Blood stem cells can retain a long-term 'memory' of inflammatory events, which may help explain links between ageing, chronic disease and blood cancers.

The study, published in the journal Nature, identified a distinct subset of blood stem cells that undergo long-lasting epigenetic changes in response to inflammation. Rather than fully returning to their original state after inflammatory stress, some of these cells retain molecular signatures that reflect past exposure. Over time, these cells accumulate and may influence how the immune system functions later in life.

'This study gives us a new way to think about how the body's past experiences of inflammation may shape future health. Blood stem cells are long-lived, and our findings suggest they can carry a molecular record of inflammatory stress, one that may help explain why people of similar ages can have very different risks of age‑related disease' said Professor Philip Awadalla, co-director of the Translational Epidemiology Unit at Oxford Population Health, who was a senior author on the study.

Blood stem cells are responsible for producing all blood and immune cells, but how they respond to and recover from inflammatory stress was not well understood. In this study, researchers at the University of Oxford, working with collaborators based in Canada, Portugal and the USA, used a combination of mouse models carrying human blood stem cells and analyses of human bone marrow samples to track these responses over time.

They identified two main populations of blood stem cells with distinct genetic and epigenetic profiles following inflammatory exposure. One population returned to its baseline state once inflammation resolved, while a second population – described as an 'inflammatory memory' subset – retained stable epigenetic changes and continued expression of inflammation-related genes long after the initial trigger had passed.

Inflammatory memory blood stem cells were found more frequently in healthy adults over the age of 40. They were also associated with mutations known to increase the risk of leukaemia. These mutations appeared to keep the cells in a more active state and may promote their expansion under inflammatory conditions. In addition, they were linked to chronic inflammatory conditions, including severe COVID-19 and sickle cell disease, suggesting a broader role in disease susceptibility.

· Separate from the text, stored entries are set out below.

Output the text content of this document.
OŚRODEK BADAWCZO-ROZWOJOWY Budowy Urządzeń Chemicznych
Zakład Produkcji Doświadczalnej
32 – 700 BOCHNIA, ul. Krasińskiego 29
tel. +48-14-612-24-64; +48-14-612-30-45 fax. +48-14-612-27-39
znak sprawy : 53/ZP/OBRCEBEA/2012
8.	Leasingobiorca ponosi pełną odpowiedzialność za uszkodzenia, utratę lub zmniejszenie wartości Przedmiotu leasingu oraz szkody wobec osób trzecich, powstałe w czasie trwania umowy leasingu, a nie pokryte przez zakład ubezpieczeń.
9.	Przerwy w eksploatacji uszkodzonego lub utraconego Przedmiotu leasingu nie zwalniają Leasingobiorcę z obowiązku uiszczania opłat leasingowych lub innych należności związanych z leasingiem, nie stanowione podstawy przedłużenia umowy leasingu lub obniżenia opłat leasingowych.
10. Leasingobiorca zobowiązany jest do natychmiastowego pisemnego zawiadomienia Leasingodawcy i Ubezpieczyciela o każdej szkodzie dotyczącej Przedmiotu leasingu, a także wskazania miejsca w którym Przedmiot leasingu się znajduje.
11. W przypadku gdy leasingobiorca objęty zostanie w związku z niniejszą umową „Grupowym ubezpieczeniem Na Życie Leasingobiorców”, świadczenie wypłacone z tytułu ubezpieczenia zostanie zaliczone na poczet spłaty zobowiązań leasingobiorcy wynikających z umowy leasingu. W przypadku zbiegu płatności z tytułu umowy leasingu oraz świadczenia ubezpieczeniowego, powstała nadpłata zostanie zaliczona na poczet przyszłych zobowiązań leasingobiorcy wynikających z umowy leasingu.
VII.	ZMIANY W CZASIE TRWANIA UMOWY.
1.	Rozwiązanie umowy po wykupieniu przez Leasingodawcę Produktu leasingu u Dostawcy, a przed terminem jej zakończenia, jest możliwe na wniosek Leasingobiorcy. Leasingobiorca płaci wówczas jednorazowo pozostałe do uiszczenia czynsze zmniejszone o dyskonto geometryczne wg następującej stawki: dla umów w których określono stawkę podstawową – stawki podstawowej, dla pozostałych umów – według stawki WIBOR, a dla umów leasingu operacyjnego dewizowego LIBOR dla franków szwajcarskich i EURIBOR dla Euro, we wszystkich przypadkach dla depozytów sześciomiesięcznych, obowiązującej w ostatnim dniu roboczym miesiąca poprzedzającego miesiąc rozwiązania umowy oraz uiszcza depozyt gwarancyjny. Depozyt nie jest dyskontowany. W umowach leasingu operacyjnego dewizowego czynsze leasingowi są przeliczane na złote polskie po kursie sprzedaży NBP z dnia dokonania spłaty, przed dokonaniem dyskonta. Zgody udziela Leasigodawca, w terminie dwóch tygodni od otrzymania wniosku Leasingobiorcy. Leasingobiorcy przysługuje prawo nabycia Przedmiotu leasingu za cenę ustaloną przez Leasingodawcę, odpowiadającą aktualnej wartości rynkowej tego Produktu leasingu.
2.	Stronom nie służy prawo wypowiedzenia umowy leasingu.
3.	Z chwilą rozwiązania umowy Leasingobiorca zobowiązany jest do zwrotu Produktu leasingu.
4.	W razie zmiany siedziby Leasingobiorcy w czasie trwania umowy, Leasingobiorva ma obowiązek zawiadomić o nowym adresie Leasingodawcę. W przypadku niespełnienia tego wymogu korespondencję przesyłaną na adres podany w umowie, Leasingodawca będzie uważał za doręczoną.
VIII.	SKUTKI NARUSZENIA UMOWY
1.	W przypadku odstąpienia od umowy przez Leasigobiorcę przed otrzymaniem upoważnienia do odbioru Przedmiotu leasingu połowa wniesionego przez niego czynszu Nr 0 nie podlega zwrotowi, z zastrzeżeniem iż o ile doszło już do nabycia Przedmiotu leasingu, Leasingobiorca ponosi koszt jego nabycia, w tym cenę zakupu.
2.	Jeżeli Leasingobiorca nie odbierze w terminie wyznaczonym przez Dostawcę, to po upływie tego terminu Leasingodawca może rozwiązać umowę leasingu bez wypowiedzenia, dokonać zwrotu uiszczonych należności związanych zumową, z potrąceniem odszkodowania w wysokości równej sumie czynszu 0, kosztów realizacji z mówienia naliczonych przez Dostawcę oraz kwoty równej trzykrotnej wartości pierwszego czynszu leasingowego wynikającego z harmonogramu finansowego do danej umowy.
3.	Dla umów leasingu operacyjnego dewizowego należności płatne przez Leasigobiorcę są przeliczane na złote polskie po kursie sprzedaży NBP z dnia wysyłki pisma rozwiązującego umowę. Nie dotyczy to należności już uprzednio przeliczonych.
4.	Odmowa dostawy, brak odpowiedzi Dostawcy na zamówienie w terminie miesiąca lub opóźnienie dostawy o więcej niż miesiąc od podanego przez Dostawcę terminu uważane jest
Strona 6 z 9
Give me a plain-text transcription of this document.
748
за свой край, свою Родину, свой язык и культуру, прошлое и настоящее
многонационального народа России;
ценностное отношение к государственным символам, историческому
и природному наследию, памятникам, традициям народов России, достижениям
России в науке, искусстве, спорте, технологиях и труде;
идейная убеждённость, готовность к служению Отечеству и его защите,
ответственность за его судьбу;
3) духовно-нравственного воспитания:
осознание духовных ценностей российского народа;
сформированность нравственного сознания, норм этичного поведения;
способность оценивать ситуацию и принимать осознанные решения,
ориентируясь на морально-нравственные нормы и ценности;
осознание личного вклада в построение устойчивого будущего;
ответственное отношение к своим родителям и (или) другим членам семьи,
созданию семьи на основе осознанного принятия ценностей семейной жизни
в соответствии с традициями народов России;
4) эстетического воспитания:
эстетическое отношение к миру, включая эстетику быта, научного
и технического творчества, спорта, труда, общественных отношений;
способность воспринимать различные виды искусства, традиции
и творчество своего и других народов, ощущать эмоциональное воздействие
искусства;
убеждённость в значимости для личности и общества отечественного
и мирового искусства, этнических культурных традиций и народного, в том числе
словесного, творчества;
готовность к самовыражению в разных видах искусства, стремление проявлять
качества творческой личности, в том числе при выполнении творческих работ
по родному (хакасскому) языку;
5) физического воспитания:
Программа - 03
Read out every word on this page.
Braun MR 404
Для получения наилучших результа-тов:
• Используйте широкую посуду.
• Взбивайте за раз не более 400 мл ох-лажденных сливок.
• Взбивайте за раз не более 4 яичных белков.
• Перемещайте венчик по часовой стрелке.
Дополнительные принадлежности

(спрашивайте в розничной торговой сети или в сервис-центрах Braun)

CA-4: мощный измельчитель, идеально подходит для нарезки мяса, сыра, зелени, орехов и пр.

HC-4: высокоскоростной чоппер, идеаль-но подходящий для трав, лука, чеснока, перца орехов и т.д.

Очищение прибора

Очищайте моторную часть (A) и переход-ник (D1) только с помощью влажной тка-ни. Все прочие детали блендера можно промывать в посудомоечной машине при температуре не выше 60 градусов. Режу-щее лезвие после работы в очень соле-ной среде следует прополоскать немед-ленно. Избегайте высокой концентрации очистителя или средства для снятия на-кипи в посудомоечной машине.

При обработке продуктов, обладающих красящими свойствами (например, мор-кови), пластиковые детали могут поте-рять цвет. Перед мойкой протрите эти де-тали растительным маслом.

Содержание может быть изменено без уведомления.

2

The researchers also observed similar genetic changes in immune cells derived from inflammatory memory stem cells, indicating that this inflammatory 'memory' can be passed on as stem cells differentiate into mature blood cells.

Further research is needed to fully understand how these inflammatory memory stem cells arise and how they contribute to disease. However, their identification provides a new framework for studying how inflammation, ageing and cancer risk may be connected at the level of the blood system.